The highest seat on the Knicks bench seems to work best when hungry coaches with something to prove occupy it. Not 67-year-olds with bad hips who are averse to freezing temps and who are enjoying retirement in the sparsely populated Montana wilderness. Peek at how the Knicks tarnished the legacies of Lenny Wilkens, Larry Brown and D’Antoni. Some of the most revered head coaches weren’t billed as saviors upon their arrival. Phil Jackson was an assistant under Doug Collins in Chicago. Pat Riley was a Lakers assistant and Van Gundy was an assistant coach under Riley and Nelson.
Woodson’s blue-collar pedigree may be the perfect antidote to the prima donna style that plagues the Knicks. Oddly enough, Woodson and Jackson were both drafted by Knicks legendary head coach Red Holzman 13 years apart.
Woodson was an assistant under Larry Brown with the 2004 Detroit Pistons team that shocked Jackson’s Lakers in the NBA Finals. How’d they do it? Courtesy of lockdown defense.
In 2004, Atlanta was openly underwhelmed by the lack of excitement Woodson’s low-key hiring failed to elicit.
Woodson responded by improving the Hawks’ record every season he was head coach. Given a top-notch roster there is no telling what he could do. The 2012 Knicks have gone through enough emotional ups and downs. They need stability and a more boring atmosphere than the circus they’ve performed in this season.
Like Van Gundy and Pat Riley who both led the Knicks to NBA Finals appearances, defense will be the staple of Woodson’s duller Knicks.
“Absolutely. I’ve seen it at a high level some years ago in Detroit where we probably weren’t as gifted and talented as this team offensively so we did everything defensive-first and won an NBA title doing it that way,” Woodson said after his first Knicks practice as head coach Thursday.
“I think when you get in a Playoff run and deep into the Playoffs, it’s the teams that really defend and rebound that normally come out a championship run as champions.”
Unfortunately, Woodson’s arrival may also mark the end of Linsanity. Even at the height of Linsanity, Lin was a walking endorsement for baby rattles on defense because anyone could shake him. In addition, the-pick and-roll opportunities will decrease and Lin will no longer have license to pound the rock into the lane while Anthony wanders aimlessly on the perimeter.

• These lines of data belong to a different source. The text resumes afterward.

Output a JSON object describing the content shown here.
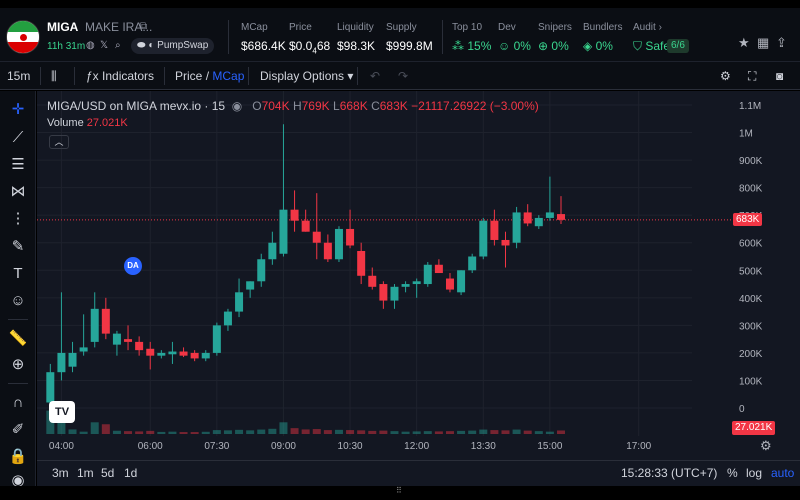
{
  "token": {
    "symbol": "MIGA",
    "name": "MAKE IRA...",
    "age": "11h 31m",
    "dex": "PumpSwap"
  },
  "stats": {
    "mcap": {
      "label": "MCap",
      "value": "$686.4K"
    },
    "price": {
      "label": "Price",
      "prefix": "$0.0",
      "sub": "4",
      "suffix": "68"
    },
    "liquidity": {
      "label": "Liquidity",
      "value": "$98.3K"
    },
    "supply": {
      "label": "Supply",
      "value": "$999.8M"
    },
    "top10": {
      "label": "Top 10",
      "value": "15%"
    },
    "dev": {
      "label": "Dev",
      "value": "0%"
    },
    "snipers": {
      "label": "Snipers",
      "value": "0%"
    },
    "bundlers": {
      "label": "Bundlers",
      "value": "0%"
    },
    "audit": {
      "label": "Audit",
      "safe": "Safe",
      "score": "6/6"
    }
  },
  "toolbar": {
    "interval": "15m",
    "indicators": "Indicators",
    "price": "Price",
    "slash": "/",
    "mcap": "MCap",
    "display_options": "Display Options"
  },
  "legend": {
    "title": "MIGA/USD on MIGA mevx.io · 15",
    "o_label": "O",
    "o": "704K",
    "h_label": "H",
    "h": "769K",
    "l_label": "L",
    "l": "668K",
    "c_label": "C",
    "c": "683K",
    "change": "−21117.26922 (−3.00%)",
    "volume_label": "Volume",
    "volume": "27.021K",
    "da": "DA",
    "tv": "TV"
  },
  "last_price_tag": "683K",
  "last_volume_tag": "27.021K",
  "bottom": {
    "ranges": [
      "3m",
      "1m",
      "5d",
      "1d"
    ],
    "clock": "15:28:33 (UTC+7)",
    "percent": "%",
    "log": "log",
    "auto": "auto"
  },
  "colors": {
    "up": "#26a69a",
    "down": "#f23645",
    "accent": "#2962ff",
    "bg": "#131722"
  },
  "chart_data": {
    "type": "candlestick",
    "title": "MIGA/USD on MIGA mevx.io · 15",
    "y_ticks": [
      "1.1M",
      "1M",
      "900K",
      "800K",
      "700K",
      "600K",
      "500K",
      "400K",
      "300K",
      "200K",
      "100K",
      "0"
    ],
    "y_tick_values": [
      1100000,
      1000000,
      900000,
      800000,
      700000,
      600000,
      500000,
      400000,
      300000,
      200000,
      100000,
      0
    ],
    "x_ticks": [
      "04:00",
      "06:00",
      "07:30",
      "09:00",
      "10:30",
      "12:00",
      "13:30",
      "15:00",
      "17:00"
    ],
    "x_tick_hours": [
      4,
      6,
      7.5,
      9,
      10.5,
      12,
      13.5,
      15,
      17
    ],
    "ylim": [
      -10000,
      1130000
    ],
    "xlim": [
      3.45,
      18.2
    ],
    "last_price": 683000,
    "series": [
      {
        "hour": 3.75,
        "open": 20000,
        "high": 160000,
        "low": 15000,
        "close": 130000,
        "volume": 180000
      },
      {
        "hour": 4.0,
        "open": 130000,
        "high": 420000,
        "low": 100000,
        "close": 200000,
        "volume": 200000
      },
      {
        "hour": 4.25,
        "open": 150000,
        "high": 240000,
        "low": 130000,
        "close": 200000,
        "volume": 35000
      },
      {
        "hour": 4.5,
        "open": 205000,
        "high": 340000,
        "low": 190000,
        "close": 220000,
        "volume": 18000
      },
      {
        "hour": 4.75,
        "open": 240000,
        "high": 420000,
        "low": 220000,
        "close": 360000,
        "volume": 90000
      },
      {
        "hour": 5.0,
        "open": 360000,
        "high": 400000,
        "low": 250000,
        "close": 270000,
        "volume": 75000
      },
      {
        "hour": 5.25,
        "open": 230000,
        "high": 280000,
        "low": 190000,
        "close": 270000,
        "volume": 25000
      },
      {
        "hour": 5.5,
        "open": 250000,
        "high": 300000,
        "low": 210000,
        "close": 240000,
        "volume": 22000
      },
      {
        "hour": 5.75,
        "open": 240000,
        "high": 260000,
        "low": 190000,
        "close": 210000,
        "volume": 20000
      },
      {
        "hour": 6.0,
        "open": 215000,
        "high": 240000,
        "low": 140000,
        "close": 190000,
        "volume": 24000
      },
      {
        "hour": 6.25,
        "open": 190000,
        "high": 210000,
        "low": 180000,
        "close": 200000,
        "volume": 16000
      },
      {
        "hour": 6.5,
        "open": 195000,
        "high": 240000,
        "low": 160000,
        "close": 205000,
        "volume": 18000
      },
      {
        "hour": 6.75,
        "open": 205000,
        "high": 220000,
        "low": 185000,
        "close": 190000,
        "volume": 15000
      },
      {
        "hour": 7.0,
        "open": 200000,
        "high": 210000,
        "low": 170000,
        "close": 180000,
        "volume": 15000
      },
      {
        "hour": 7.25,
        "open": 180000,
        "high": 210000,
        "low": 170000,
        "close": 200000,
        "volume": 17000
      },
      {
        "hour": 7.5,
        "open": 200000,
        "high": 310000,
        "low": 190000,
        "close": 300000,
        "volume": 30000
      },
      {
        "hour": 7.75,
        "open": 300000,
        "high": 360000,
        "low": 280000,
        "close": 350000,
        "volume": 28000
      },
      {
        "hour": 8.0,
        "open": 350000,
        "high": 470000,
        "low": 330000,
        "close": 420000,
        "volume": 32000
      },
      {
        "hour": 8.25,
        "open": 430000,
        "high": 460000,
        "low": 400000,
        "close": 460000,
        "volume": 28000
      },
      {
        "hour": 8.5,
        "open": 460000,
        "high": 560000,
        "low": 440000,
        "close": 540000,
        "volume": 34000
      },
      {
        "hour": 8.75,
        "open": 540000,
        "high": 640000,
        "low": 520000,
        "close": 600000,
        "volume": 40000
      },
      {
        "hour": 9.0,
        "open": 560000,
        "high": 1030000,
        "low": 550000,
        "close": 720000,
        "volume": 90000
      },
      {
        "hour": 9.25,
        "open": 720000,
        "high": 790000,
        "low": 640000,
        "close": 680000,
        "volume": 45000
      },
      {
        "hour": 9.5,
        "open": 680000,
        "high": 720000,
        "low": 640000,
        "close": 640000,
        "volume": 35000
      },
      {
        "hour": 9.75,
        "open": 640000,
        "high": 780000,
        "low": 540000,
        "close": 600000,
        "volume": 38000
      },
      {
        "hour": 10.0,
        "open": 600000,
        "high": 630000,
        "low": 530000,
        "close": 540000,
        "volume": 30000
      },
      {
        "hour": 10.25,
        "open": 540000,
        "high": 660000,
        "low": 530000,
        "close": 650000,
        "volume": 32000
      },
      {
        "hour": 10.5,
        "open": 650000,
        "high": 720000,
        "low": 580000,
        "close": 590000,
        "volume": 30000
      },
      {
        "hour": 10.75,
        "open": 570000,
        "high": 600000,
        "low": 450000,
        "close": 480000,
        "volume": 28000
      },
      {
        "hour": 11.0,
        "open": 480000,
        "high": 510000,
        "low": 430000,
        "close": 440000,
        "volume": 24000
      },
      {
        "hour": 11.25,
        "open": 450000,
        "high": 460000,
        "low": 360000,
        "close": 390000,
        "volume": 26000
      },
      {
        "hour": 11.5,
        "open": 390000,
        "high": 450000,
        "low": 360000,
        "close": 440000,
        "volume": 22000
      },
      {
        "hour": 11.75,
        "open": 440000,
        "high": 460000,
        "low": 420000,
        "close": 450000,
        "volume": 18000
      },
      {
        "hour": 12.0,
        "open": 450000,
        "high": 470000,
        "low": 400000,
        "close": 460000,
        "volume": 20000
      },
      {
        "hour": 12.25,
        "open": 450000,
        "high": 530000,
        "low": 440000,
        "close": 520000,
        "volume": 22000
      },
      {
        "hour": 12.5,
        "open": 520000,
        "high": 540000,
        "low": 490000,
        "close": 490000,
        "volume": 20000
      },
      {
        "hour": 12.75,
        "open": 470000,
        "high": 490000,
        "low": 420000,
        "close": 430000,
        "volume": 22000
      },
      {
        "hour": 13.0,
        "open": 420000,
        "high": 500000,
        "low": 410000,
        "close": 500000,
        "volume": 24000
      },
      {
        "hour": 13.25,
        "open": 500000,
        "high": 560000,
        "low": 490000,
        "close": 550000,
        "volume": 26000
      },
      {
        "hour": 13.5,
        "open": 550000,
        "high": 690000,
        "low": 540000,
        "close": 680000,
        "volume": 34000
      },
      {
        "hour": 13.75,
        "open": 680000,
        "high": 720000,
        "low": 590000,
        "close": 610000,
        "volume": 30000
      },
      {
        "hour": 14.0,
        "open": 610000,
        "high": 640000,
        "low": 510000,
        "close": 590000,
        "volume": 28000
      },
      {
        "hour": 14.25,
        "open": 600000,
        "high": 730000,
        "low": 580000,
        "close": 710000,
        "volume": 34000
      },
      {
        "hour": 14.5,
        "open": 710000,
        "high": 740000,
        "low": 660000,
        "close": 670000,
        "volume": 26000
      },
      {
        "hour": 14.75,
        "open": 660000,
        "high": 700000,
        "low": 650000,
        "close": 690000,
        "volume": 22000
      },
      {
        "hour": 15.0,
        "open": 690000,
        "high": 840000,
        "low": 680000,
        "close": 710000,
        "volume": 18000
      },
      {
        "hour": 15.25,
        "open": 704000,
        "high": 769000,
        "low": 668000,
        "close": 683000,
        "volume": 27021
      }
    ]
  }
}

In Atlanta, Woodson gave All-Star Joe Johnson the ball in isolation so often it was dubbed the Iso-Joe offense. In Lin’s first game of the Woodson era, he submitted an unholy 6 points, 6 assists and 6 turnovers. Woodson will take the ball out of the point guard’s hands and has said the Knicks will put Anthony and Stoudemire in position to score.
Over the course of his 24-game audition, Woodson’s Knicks will more closely resemble the pace and style of Thibodeau’s Bulls than D’Antoni’s Suns, and Knicks fans should come to terms with that. If they went all-Lin into Linsanity throughout February, they can calm down and buy into Mike Woodson’s philosophy too.